Paulo Herkenhoff prepara livro inédito sobre obras de artista baiano expostas na Vinícola UVVA

Por Léo Prado 3 Min Read

Impactado após visitar a a exposição “O Tempo Espelhado”, do artista baiano Marcos Zacariades, exposta em uma galeria na cave subterrânea da Vinícola UVVA, localizada na cidade de Mucugê, na Chapada Diamantina, o crítico Paulo Herkenhoff assumiu a missão de escrever um livro sobre a mostra. A obra, já em fase de produção, tem lançamento previsto para o primeiro trimestre de 2024.

“Para mim foi uma grande revelação encontrar aquela exposição, naquele lugar, com aquela força. Embora eu não tenha visto tudo o que se expôs este ano no Brasil, vi bastante coisa e acho difícil que tenha algo que a supere em rigor formal, em vigor político e intelectual. O trabalho do Marcos Zacariades tem uma grande abrangência, um diapasão de muita largueza. É uma obra épica”, destaca o crítico de arte.

A mostra está montada no interior da cave da vinícola, um espaço nobre localizado no subterrâneo da vinícola. O local foi especialmente adaptado para receber a intervenção artística e ganhou uma nova atmosfera para abraçar cerca de 20 obras, entre esculturas, instalações, vídeos e assemblagens. São trabalhos produzidos nas últimas duas décadas pelo artista, que é formado pela Escola de Belas Artes da Universidade Federal da Bahia e, desde 2002, está à frente da Galeria Arte & Memória, na pequena vila de Igatu, a poucos quilômetros de Mucugê.

Entre os destaques estão a instalação “O Banquete de Migalhas e os Comensais da Própria Carne”, produzida com restos de madeira encontrados em florestas devastadas pelo fogo e pelo desmatamento desordenado; “O Silêncio das Bombas”, elaborada com material natural encontrado em Igatu e concebida em 2005 em memória dos 60 anos de lançamento da bomba atômica sobre Hiroshima; e “Movimento Etérico”, que apresenta um painel luminoso com mais de 800 fotografias de lençóis brancos levitando sob um céu azul. Trata-se de uma referência ao ritual do Terno das Almas, manifestação religiosa tradicional da região, que havia caído no ostracismo.

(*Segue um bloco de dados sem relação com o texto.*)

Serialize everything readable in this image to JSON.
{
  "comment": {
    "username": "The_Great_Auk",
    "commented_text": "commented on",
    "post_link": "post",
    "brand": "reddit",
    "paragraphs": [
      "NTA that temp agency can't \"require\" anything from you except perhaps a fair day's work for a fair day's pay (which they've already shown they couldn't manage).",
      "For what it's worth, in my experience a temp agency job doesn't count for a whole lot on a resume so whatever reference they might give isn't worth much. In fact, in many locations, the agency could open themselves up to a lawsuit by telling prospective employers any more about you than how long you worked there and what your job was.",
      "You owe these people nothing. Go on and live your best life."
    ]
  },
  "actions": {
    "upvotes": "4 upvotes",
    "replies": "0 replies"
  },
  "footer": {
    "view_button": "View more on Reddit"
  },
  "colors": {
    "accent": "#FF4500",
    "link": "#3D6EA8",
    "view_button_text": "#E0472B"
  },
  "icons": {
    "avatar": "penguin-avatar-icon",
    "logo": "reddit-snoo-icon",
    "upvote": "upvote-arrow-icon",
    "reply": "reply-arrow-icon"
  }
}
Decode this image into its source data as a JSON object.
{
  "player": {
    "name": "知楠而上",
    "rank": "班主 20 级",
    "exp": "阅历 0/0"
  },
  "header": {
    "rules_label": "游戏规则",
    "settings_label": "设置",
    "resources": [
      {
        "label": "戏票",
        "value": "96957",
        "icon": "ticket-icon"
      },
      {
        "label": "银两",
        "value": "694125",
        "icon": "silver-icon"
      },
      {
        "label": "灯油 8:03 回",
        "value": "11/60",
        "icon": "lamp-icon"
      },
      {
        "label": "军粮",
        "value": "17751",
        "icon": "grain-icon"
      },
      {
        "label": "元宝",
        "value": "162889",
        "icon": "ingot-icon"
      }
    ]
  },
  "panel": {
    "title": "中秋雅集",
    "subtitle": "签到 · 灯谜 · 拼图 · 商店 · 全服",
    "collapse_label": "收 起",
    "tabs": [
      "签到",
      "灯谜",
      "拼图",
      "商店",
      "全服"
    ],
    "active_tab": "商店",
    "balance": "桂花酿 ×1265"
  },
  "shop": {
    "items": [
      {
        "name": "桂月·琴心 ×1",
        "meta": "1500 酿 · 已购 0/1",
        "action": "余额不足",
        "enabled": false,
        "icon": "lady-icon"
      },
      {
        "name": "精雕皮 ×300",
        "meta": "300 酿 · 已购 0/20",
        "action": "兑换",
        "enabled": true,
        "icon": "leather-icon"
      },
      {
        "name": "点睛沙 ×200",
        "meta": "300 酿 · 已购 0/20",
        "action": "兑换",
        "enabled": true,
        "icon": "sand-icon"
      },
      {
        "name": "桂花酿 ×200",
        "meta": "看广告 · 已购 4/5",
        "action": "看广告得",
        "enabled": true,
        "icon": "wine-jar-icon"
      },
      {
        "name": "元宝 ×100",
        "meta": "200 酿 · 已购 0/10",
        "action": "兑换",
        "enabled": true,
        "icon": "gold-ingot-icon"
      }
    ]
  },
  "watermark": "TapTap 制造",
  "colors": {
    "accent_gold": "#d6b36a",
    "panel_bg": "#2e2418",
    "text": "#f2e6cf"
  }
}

“Foi uma enorme satisfação compartilhar e vivenciar a visita do curador à minha exposição. Seu olhar atento a cada obra, a interpretação e pontuações feitas durante o percurso ratificam o propósito de produzir uma arte cujo caráter social e antropológico é o lastro para compreender a relação do ser humano com a natureza, em confronto com as questões que regem o nosso tempo”, comemora Marcos Zacariades.